Log data and analysis checks
Producing logs of data and analysis checks can help analysts, users and quality assurers to understand whether anything is going wrong with the pipeline, and to understand how and where to respond to any issues. These logs might include, for example, the outputs of any input data validation, unit tests, other checks, messages and warnings, as well as more manual checks (for example, via QA logs). The Office for National Statistics are planning to produce a chapter on this in the Duck Book.
Implement Continuous Integration
Continuous Integration (CI) describes the managed process of accepting and integrating changes made by individual analysts into a definitive main version of a project. For example, it includes the management of conflicts and the running of regular (automated) tests to ensure that no bugs have been introduced by recent changes. CI helps project leads to identify and resolve any conflicts and bugs early, and helps keep individual collaborators up to date with developments. Pull requests can be used in GitHub as part of this purpose, to require a sign-off step before any new code is accepted into the main pipeline. Branches can also be used to work on changes without the affecting the main pipeline until your are ready, for example to build in a new feature or when fixing a bug.

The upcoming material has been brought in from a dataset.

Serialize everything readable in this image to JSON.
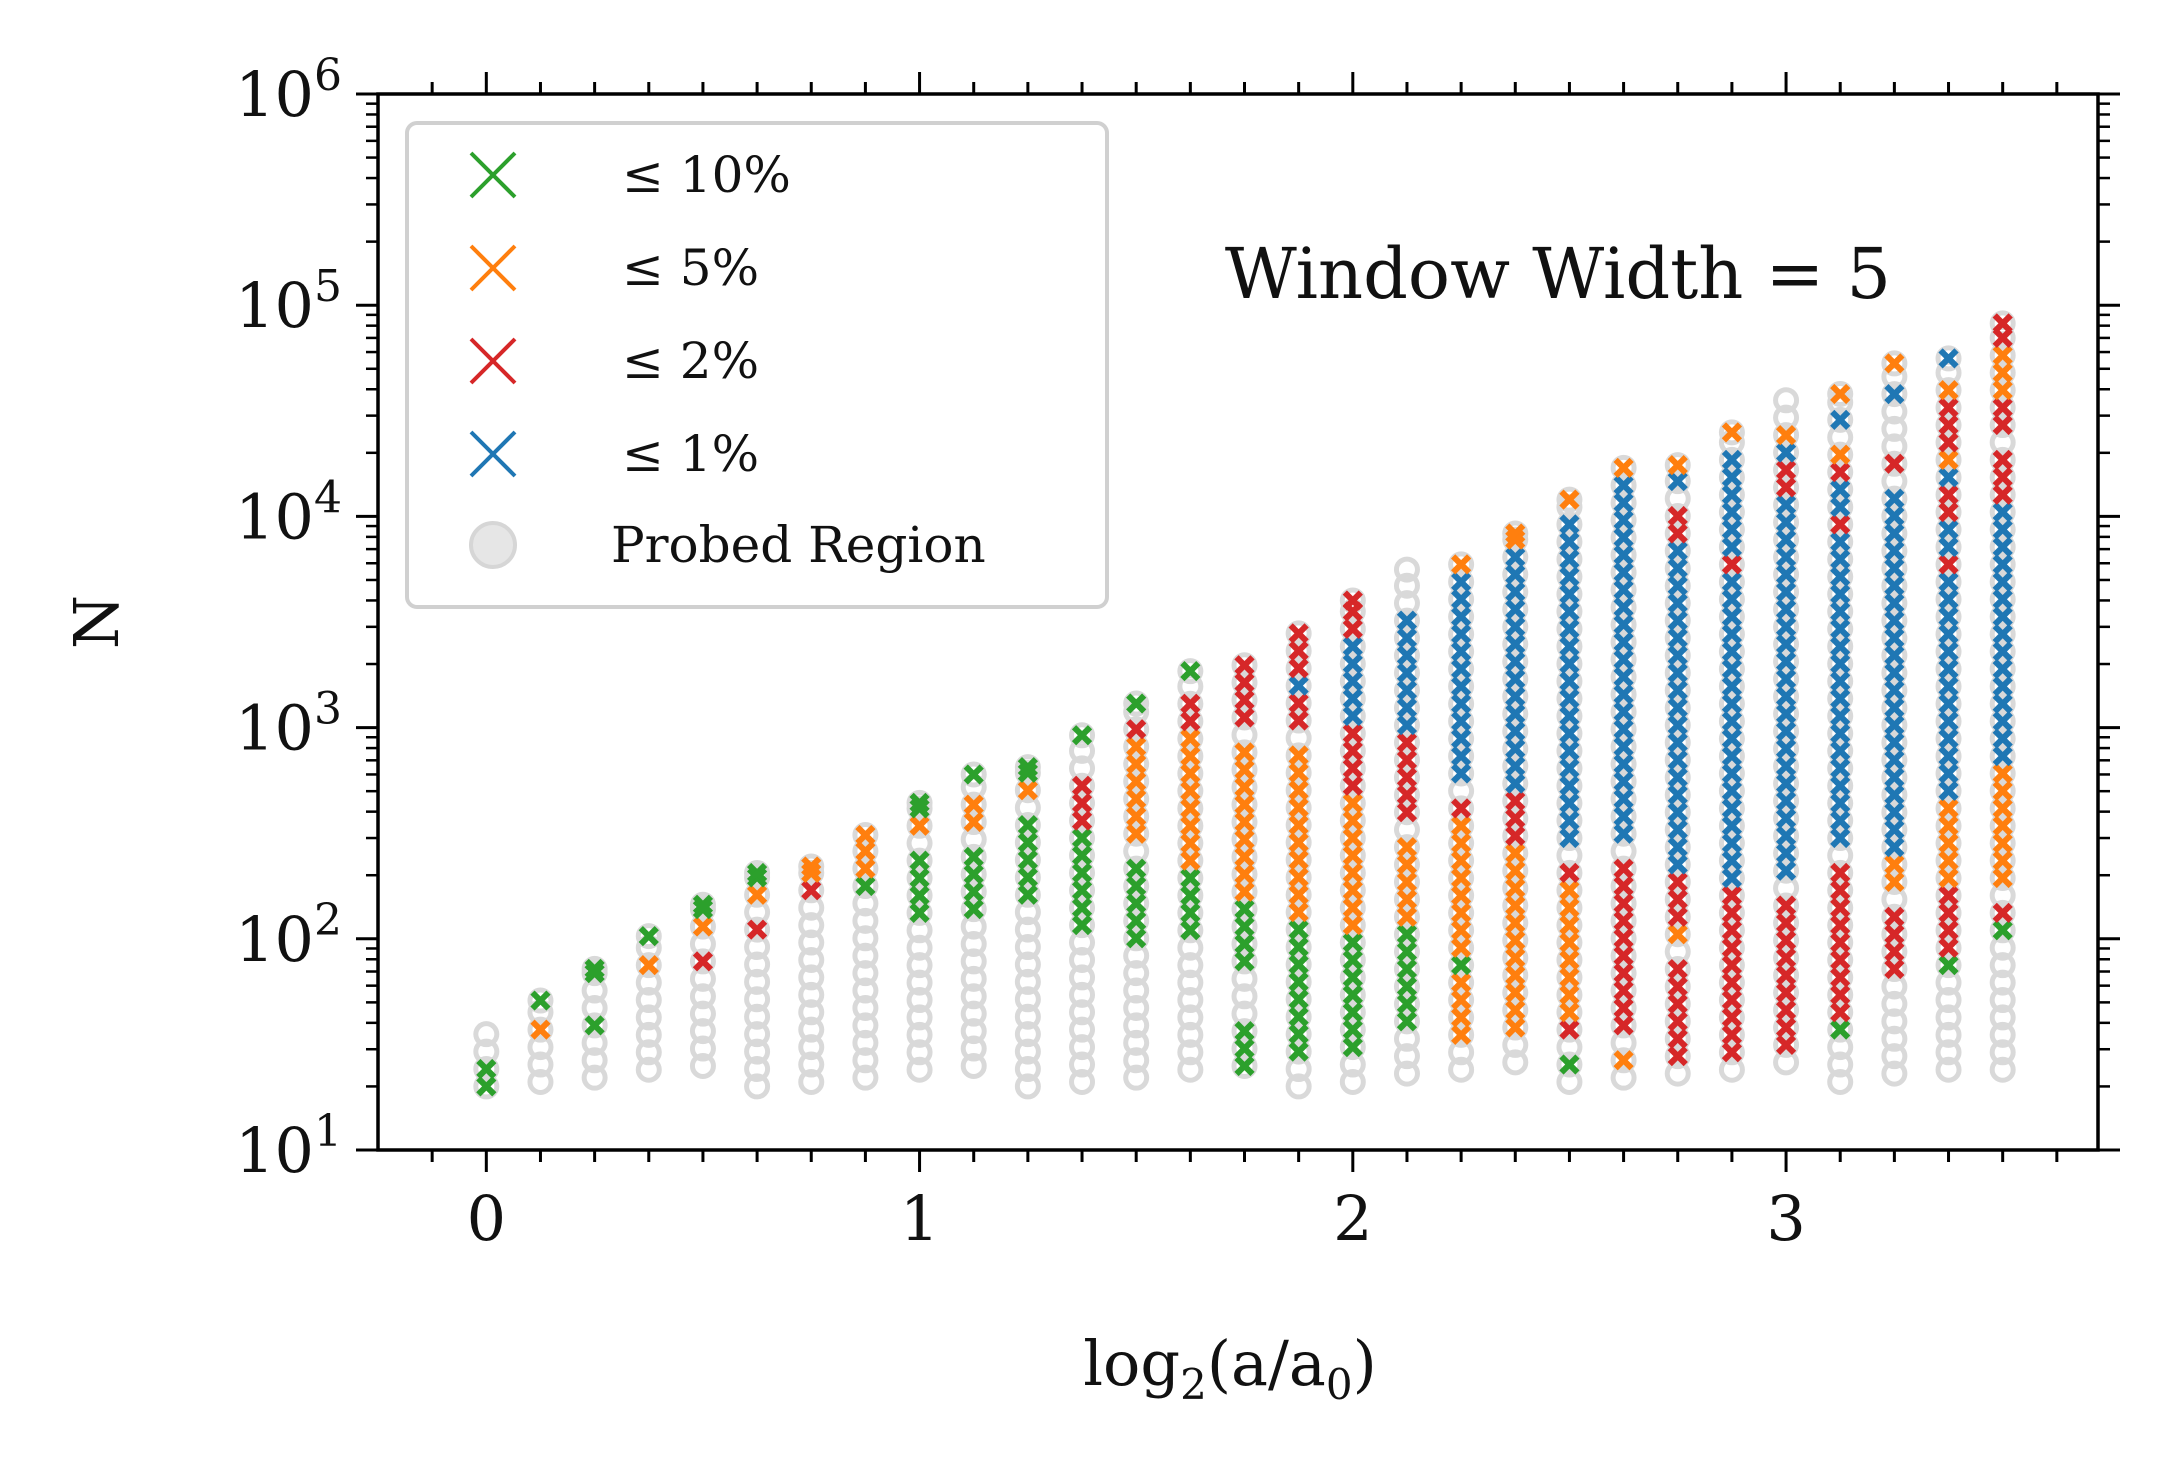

Implement dependency management
Dependency management is important as your code is ultimately dependent on the specific state of the software used at the time the analysis is run. If the environment differs for another analyst, or for the same analyst in the future (for example, following software and package updates), the outputs may differ. A simple illustration of this kind of issue is provided by the Turing Way Community: A basic division of 1 by 5 can either return 0 or 0.2, depending on which version of Python is being used (Python 2 defaults to integer division; Python 3 does not). To combat risks such as these, details of the environment can be stored, such as via the renv package for R or via a Docker container image. These tools save a record of the environment in which the analysis was originally performed, allowing others to restore that same environment.